Monday, September 19, 2011

N O V A - InverT Theory (2011)

Hailing from San Francisco, electronic metal two piece N O V A are ambitious. Looking to fuse the grinding guitars of metal with a more futuristic approach, Chazz McConnell and Max Seeman have united in their vision. The first of two albums, "Invert Theory" has been described by its creators as sounding like "stars exploding." And with this seven track offering, they seek to bring outer space into your speakers. Astronaut food, anyone?

The opening moments of the title track, "Invert Theory," may have you thinking you stumbled into another techno/metal mash-up. But as the distortion chugging takes the reigns, the electronic influences fade to the background, forming another layer of sound. The track has a clear evolution, building upon the expansive guitar sounds. A short piano melody kicks things into a different gear, with the chord delivery becoming more intricate. A fiery solo played on top of the thunder of double kicks is a view of what is to come. The industrial metal battery of "Ley-Lines" takes over for a drawn out seven minutes. The constant tempo changes and cross-fading of sounds may become off-putting, but the energy of the guitar work should more than make up for the overuse of production trickery. But a track so ambitious manages to sound repetitive and forced at times, with little variation until the forth minute. And a Weather Channel style section does little to salvage any momentum for the last bursts of guitar. The final minute, in fact, may remind you more of an alien abduction than a metal track.

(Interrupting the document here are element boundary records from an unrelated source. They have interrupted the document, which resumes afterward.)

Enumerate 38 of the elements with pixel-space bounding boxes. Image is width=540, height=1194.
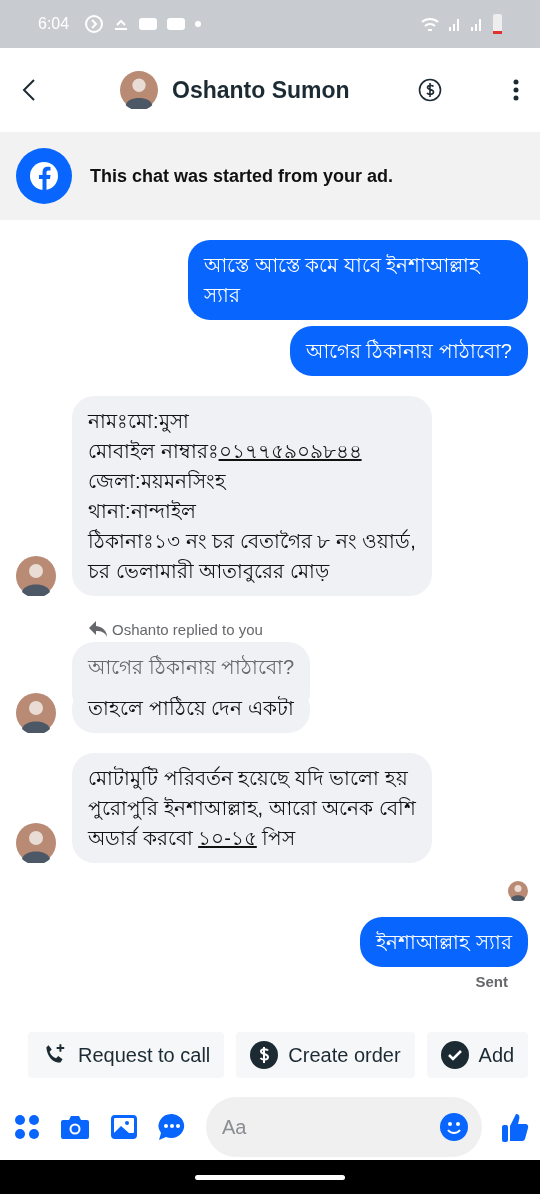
dollar-icon (250, 1041, 279, 1069)
message-bubble: আগের ঠিকানায় পাঠাবো? (289, 326, 528, 376)
signal-icon (449, 17, 461, 31)
dot-icon (195, 21, 202, 27)
battery-icon (493, 14, 502, 34)
more-button[interactable] (512, 79, 520, 101)
message-status: Sent (475, 973, 508, 990)
message-bubble: নামঃমো:মুসা মোবাইল নাম্বারঃ০১৭৭৫৯০৯৮৪৪ জেলা:ময়মনসিংহ থানা:নান্দাইল ঠিকানাঃ১৩ নং চর বেতাগৈর ৮ নং ওয়ার্ড, চর ভেলামারী আতাবুরের মোড় (72, 396, 432, 596)
emoji-icon[interactable] (440, 1113, 468, 1141)
avatar (16, 693, 56, 733)
dollar-button[interactable] (418, 78, 442, 102)
apps-button[interactable] (14, 1114, 40, 1140)
video-icon (167, 18, 186, 30)
message-bubble: মোটামুটি পরিবর্তন হয়েছে যদি ভালো হয় পুরোপুরি ইনশাআল্লাহ, আরো অনেক বেশি অডার্র করবো ১০-১৫ পিস (72, 753, 432, 863)
message-field[interactable]: Aa (206, 1097, 482, 1157)
video-icon (139, 18, 158, 30)
contact-name: Oshanto Sumon (172, 76, 350, 104)
wifi-icon (421, 17, 439, 31)
like-button[interactable] (502, 1112, 530, 1142)
message-bubble: আস্তে আস্তে কমে যাবে ইনশাআল্লাহ স্যার (188, 240, 528, 320)
quick-action-chip[interactable]: Add (426, 1032, 529, 1078)
quick-action-chip[interactable]: Create order (236, 1032, 415, 1078)
quick-action-chip[interactable]: Request to call (28, 1032, 225, 1078)
message-bubble: ইনশাআল্লাহ স্যার (360, 917, 528, 967)
check-icon (440, 1041, 469, 1069)
gallery-button[interactable] (110, 1114, 138, 1140)
avatar (16, 823, 56, 863)
chat-bubble-button[interactable] (158, 1113, 186, 1141)
avatar (120, 71, 158, 109)
camera-button[interactable] (60, 1114, 90, 1140)
avatar (16, 556, 56, 596)
signal-icon (471, 17, 483, 31)
avatar (508, 881, 528, 901)
reply-label: Oshanto replied to you (88, 620, 263, 638)
ad-notice: This chat was started from your ad. (90, 165, 394, 187)
facebook-icon (16, 148, 72, 204)
reply-icon (88, 620, 108, 638)
home-indicator[interactable] (195, 1174, 345, 1180)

A brief interlude track, "Cronomicon," treads dangerously into the waters of house metal. The drum and bass beats become the focus too easily, and do a disservice to the guitar work. The theme continues into the opening measures of "Rift," combining futuristic sounds with mechanical guitar effects into a space age metal hybrid. The major victory is in the body of the track, where guitars hit those deep, rich chords in a tangled chugging and picking whirlwind. There is nothing overly complicated or inventive to be had, but there is nothing wrong with solid fretwork. This is one of the more complete offerings on the album, despite its electronic tendencies. Another interlude, the two minute "Sephricon," could have come straight out of a Transformers movie, with synthesizers taking a strangle hold on the last remaining metal instrumentation.

What progress was lost there is sought to be regained on "Shard," which is finally the guitar heavy track the album has been building towards. They waste no time getting to the meat of the track, with flurries of double kick drums throbbing through your speakers as guitars intertwine in distorted glory. The wall of sound has finally been built, with solid layers of guitar, drums and keys crushing down on you. The length of the track is the only minor weakness, choosing to pad out nearly six minutes instead of a dominating four and a half or five. The closer, "Entra Nova," may piss away nearly a minute with ambient sounds, but immediately grabs your attention back with each downbeat. Some softer plucking takes the lead, before an aggressive buildup enters. The distant voice of astronauts can be heard over the music, igniting the soulful solo that the album needed. It is this combination of smooth and crunchy that is the overlying strength of the band. Even a space age outro can't stop them now.

In a seven track offering, every minute counts. And for N O V A, they let a few too many slip through their fingers. "Invert Theory" is an album full of metal potential, but leans on the electronica crutch a few too many times. The strongest moments on this record come when the guitars are fierce, and the beats are providing an assist. If they can dial back the futuristic love affair and find some sort of balance, N O V A will leap to the forefront of the new industrial metal movement.